1. The Defendants jointly do so from December 29, 2018 to KRW 12,695,014 to each of the Plaintiffs, and Defendant C and E’s organization with respect thereto.

Reasons

1. Occurrence of liability for damages;

A. The content stated in this part of the facts of recognition is as “the occurrence of liability for damages” in the attached Form.

[Reasons for Recognition] In the absence of dispute, entry of Gap 1, 2, Eul 2 and 3 evidence (including each number; hereinafter the same shall apply), video and the purport of the whole pleadings

B. According to the facts of recognition of liability, Defendant D is the driver of the instant taxi pursuant to Article 750 of the Civil Act; Defendant C is the user of Defendant D pursuant to Article 756 of the Civil Act; Defendant E is the insurer of the instant taxi; and Defendant E is the insurer of the instant taxi; the Defendants are jointly liable for damages suffered by the Plaintiffs due to the instant accident.

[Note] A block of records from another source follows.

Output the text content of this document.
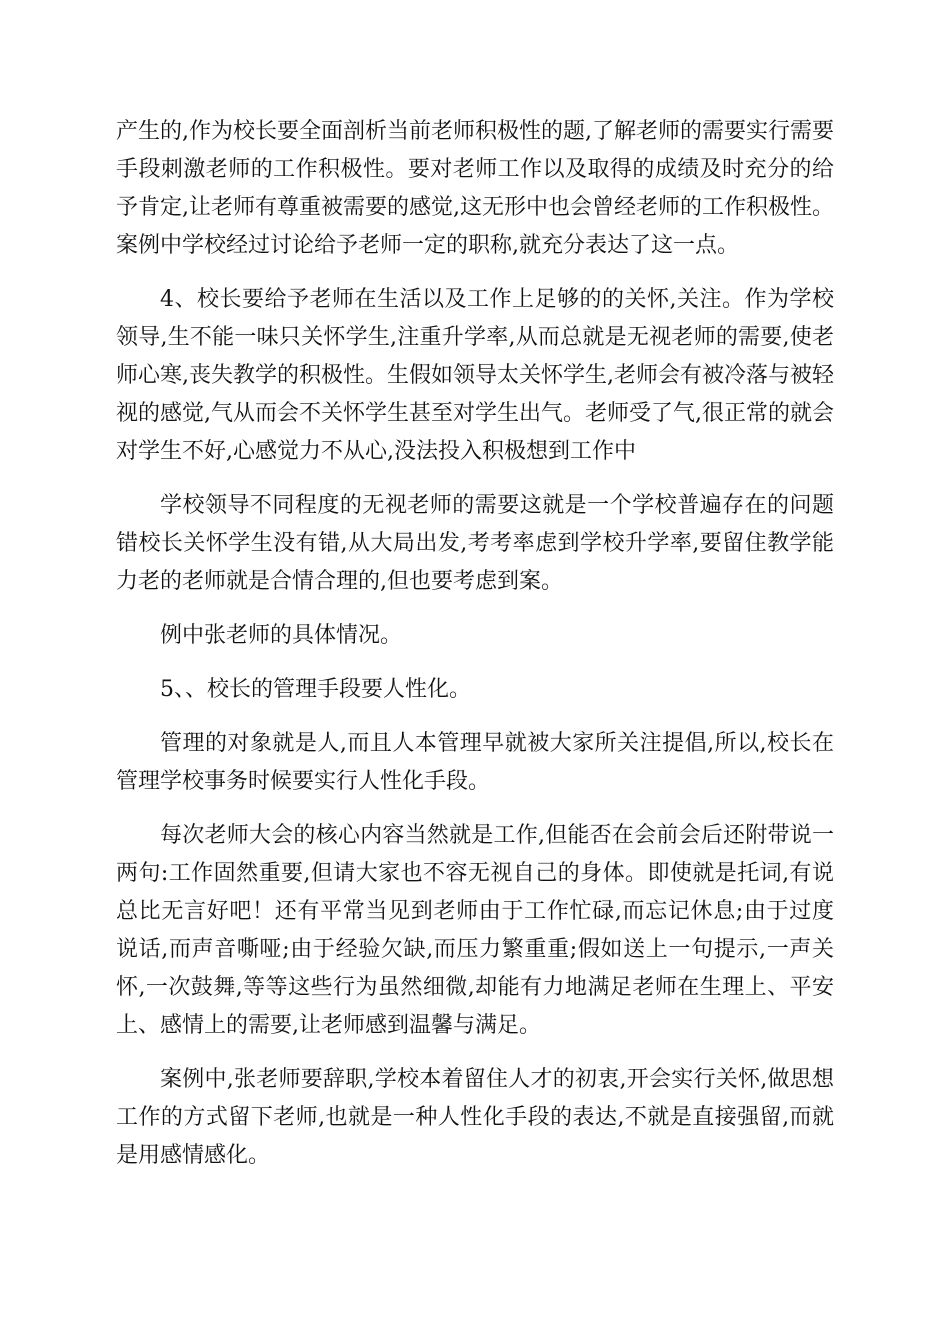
产生的,作为校长要全面剖析当前老师积极性的题,了解老师的需要实行需要手段刺激老师的工作积极性。要对老师工作以及取得的成绩及时充分的给予肯定,让老师有尊重被需要的感觉,这无形中也会曾经老师的工作积极性。案例中学校经过讨论给予老师一定的职称,就充分表达了这一点。

4、校长要给予老师在生活以及工作上足够的的关怀,关注。作为学校领导,生不能一味只关怀学生,注重升学率,从而总就是无视老师的需要,使老师心寒,丧失教学的积极性。生假如领导太关怀学生,老师会有被冷落与被轻视的感觉,气从而会不关怀学生甚至对学生出气。老师受了气,很正常的就会对学生不好,心感觉力不从心,没法投入积极想到工作中

学校领导不同程度的无视老师的需要这就是一个学校普遍存在的问题错校长关怀学生没有错,从大局出发,考考率虑到学校升学率,要留住教学能力老的老师就是合情合理的,但也要考虑到案。

例中张老师的具体情况。

5、、校长的管理手段要人性化。

管理的对象就是人,而且人本管理早就被大家所关注提倡,所以,校长在管理学校事务时候要实行人性化手段。

每次老师大会的核心内容当然就是工作,但能否在会前会后还附带说一两句:工作固然重要,但请大家也不容无视自己的身体。即使就是托词,有说总比无言好吧！还有平常当见到老师由于工作忙碌,而忘记休息;由于过度说话,而声音嘶哑;由于经验欠缺,而压力繁重重;假如送上一句提示,一声关怀,一次鼓舞,等等这些行为虽然细微,却能有力地满足老师在生理上、平安上、感情上的需要,让老师感到温馨与满足。

案例中,张老师要辞职,学校本着留住人才的初衷,开会实行关怀,做思想工作的方式留下老师,也就是一种人性化手段的表达,不就是直接强留,而就是用感情感化。
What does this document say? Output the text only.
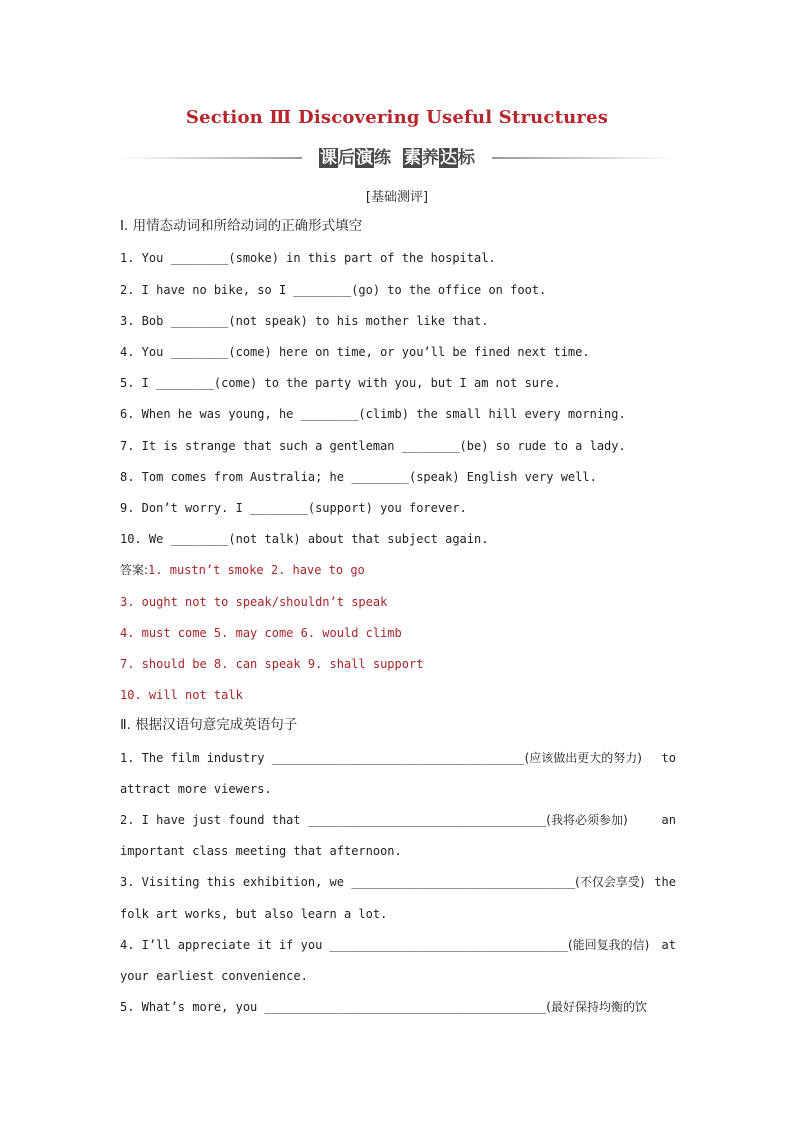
Section Ⅲ Discovering Useful Structures
课后演练 素养达标
[基础测评]
Ⅰ. 用情态动词和所给动词的正确形式填空
1. You ________(smoke) in this part of the hospital.
2. I have no bike, so I ________(go) to the office on foot.
3. Bob ________(not speak) to his mother like that.
4. You ________(come) here on time, or you’ll be fined next time.
5. I ________(come) to the party with you, but I am not sure.
6. When he was young, he ________(climb) the small hill every morning.
7. It is strange that such a gentleman ________(be) so rude to a lady.
8. Tom comes from Australia; he ________(speak) English very well.
9. Don’t worry. I ________(support) you forever.
10. We ________(not talk) about that subject again.
答案:1. mustn’t smoke 2. have to go
3. ought not to speak/shouldn’t speak
4. must come 5. may come 6. would climb
7. should be 8. can speak 9. shall support
10. will not talk
Ⅱ. 根据汉语句意完成英语句子
1. The film industry ___________________________________(应该做出更大的努力) to
attract more viewers.
2. I have just found that _________________________________(我将必须参加)	an
important class meeting that afternoon.
3. Visiting this exhibition, we _______________________________(不仅会享受) the
folk art works, but also learn a lot.
4. I’ll appreciate it if you _________________________________(能回复我的信) at
your earliest convenience.
5. What’s more, you _______________________________________(最好保持均衡的饮
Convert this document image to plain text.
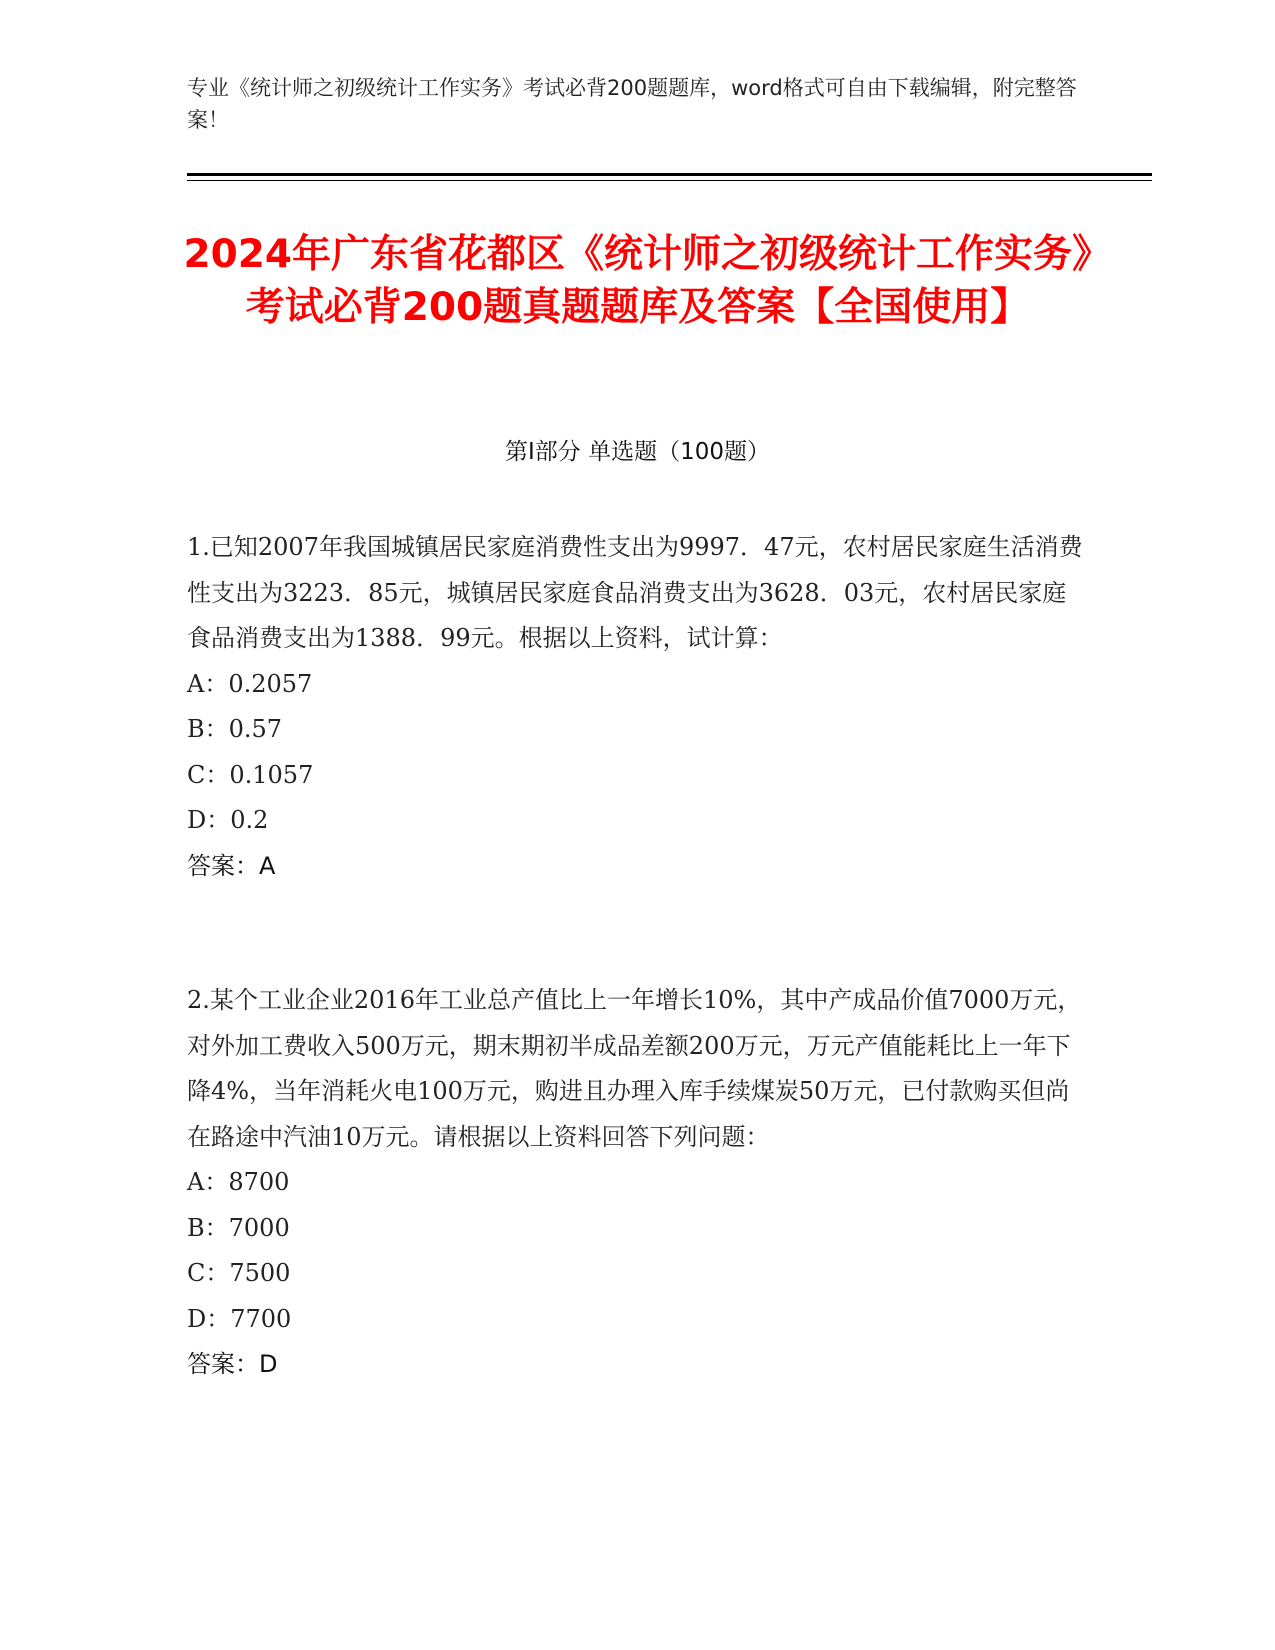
专业《统计师之初级统计工作实务》考试必背200题题库，word格式可自由下载编辑，附完整答案！
2024年广东省花都区《统计师之初级统计工作实务》考试必背200题真题题库及答案【全国使用】
第I部分 单选题（100题）

1.已知2007年我国城镇居民家庭消费性支出为9997．47元，农村居民家庭生活消费性支出为3223．85元，城镇居民家庭食品消费支出为3628．03元，农村居民家庭食品消费支出为1388．99元。根据以上资料，试计算：

A：0.2057

B：0.57

C：0.1057

D：0.2

答案：A

2.某个工业企业2016年工业总产值比上一年增长10%，其中产成品价值7000万元，对外加工费收入500万元，期末期初半成品差额200万元，万元产值能耗比上一年下降4%，当年消耗火电100万元，购进且办理入库手续煤炭50万元，已付款购买但尚在路途中汽油10万元。请根据以上资料回答下列问题：

A：8700

B：7000

C：7500

D：7700

答案：D
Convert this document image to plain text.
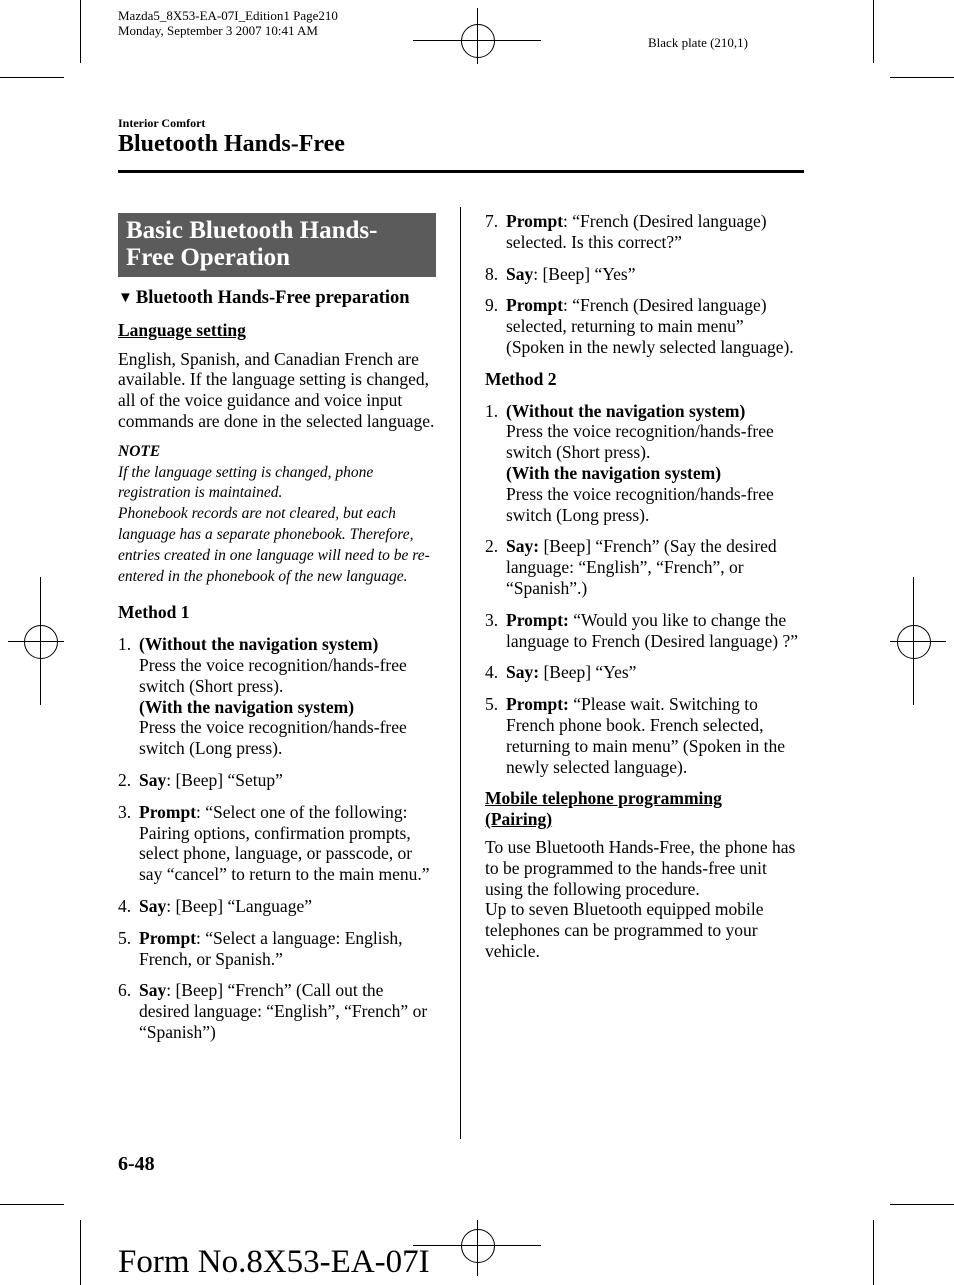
Mazda5_8X53-EA-07I_Edition1 Page210
Monday, September 3 2007 10:41 AM
Black plate (210,1)
Interior Comfort
Bluetooth Hands-Free
Basic Bluetooth Hands-
Free Operation
▼ Bluetooth Hands-Free preparation

Language setting

English, Spanish, and Canadian French are available. If the language setting is changed, all of the voice guidance and voice input commands are done in the selected language.

NOTE

If the language setting is changed, phone registration is maintained.

Phonebook records are not cleared, but each language has a separate phonebook. Therefore, entries created in one language will need to be re-entered in the phonebook of the new language.

Method 1

1. (Without the navigation system)
Press the voice recognition/hands-free switch (Short press).
(With the navigation system)
Press the voice recognition/hands-free switch (Long press).
2. Say: [Beep] “Setup”
3. Prompt: “Select one of the following: Pairing options, confirmation prompts, select phone, language, or passcode, or say “cancel” to return to the main menu.”
4. Say: [Beep] “Language”
5. Prompt: “Select a language: English, French, or Spanish.”
6. Say: [Beep] “French” (Call out the desired language: “English”, “French” or “Spanish”)
7. Prompt: “French (Desired language) selected. Is this correct?”
8. Say: [Beep] “Yes”
9. Prompt: “French (Desired language) selected, returning to main menu” (Spoken in the newly selected language).

Method 2

1. (Without the navigation system)
Press the voice recognition/hands-free switch (Short press).
(With the navigation system)
Press the voice recognition/hands-free switch (Long press).
2. Say: [Beep] “French” (Say the desired language: “English”, “French”, or “Spanish”.)
3. Prompt: “Would you like to change the language to French (Desired language) ?”
4. Say: [Beep] “Yes”
5. Prompt: “Please wait. Switching to French phone book. French selected, returning to main menu” (Spoken in the newly selected language).
Mobile telephone programming
(Pairing)

To use Bluetooth Hands-Free, the phone has to be programmed to the hands-free unit using the following procedure.

Up to seven Bluetooth equipped mobile telephones can be programmed to your vehicle.

6-48
Form No.8X53-EA-07I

2. Scope of liability for damages

A. In full view of the facts that there is no dispute over the computation of damages, the entry of Gap 5 evidence, and the result of the appraisal commission to F by this court, the Plaintiffs’ number of fixed numbers and outdoor septic tanks jointly owned by each of 1/2 equity ratios were destroyed, and the total value thereof was 36,271,470 won.

B. According to Article 3(1) of the Act on the Liability for Reduction of Damages, in the event that the actual owner does not have gross negligence, a claim for reduction of damages may be filed against the actual owner. In such a case, the court may reduce the amount of damages, taking into account the circumstances under each subparagraph of Article 3(2) of the said Act.

The term "major negligence" as referred to in the above Act refers to a situation in which, without due care to the extent required of a single merchant, it can easily be predicted that the result of the unlawful harmful act can be easily predicted if it is not done (see Supreme Court Decision 92Da21959 delivered on October 27, 192). In this case, the occurrence and expansion of the instant fire was grossly negligent by the defendant.

shall not be deemed to exist.

In addition, the occurrence of the fire in this case and the progress of the fire in this case are somewhat unsatisfyed, and Defendant D, a driver, caused the fire.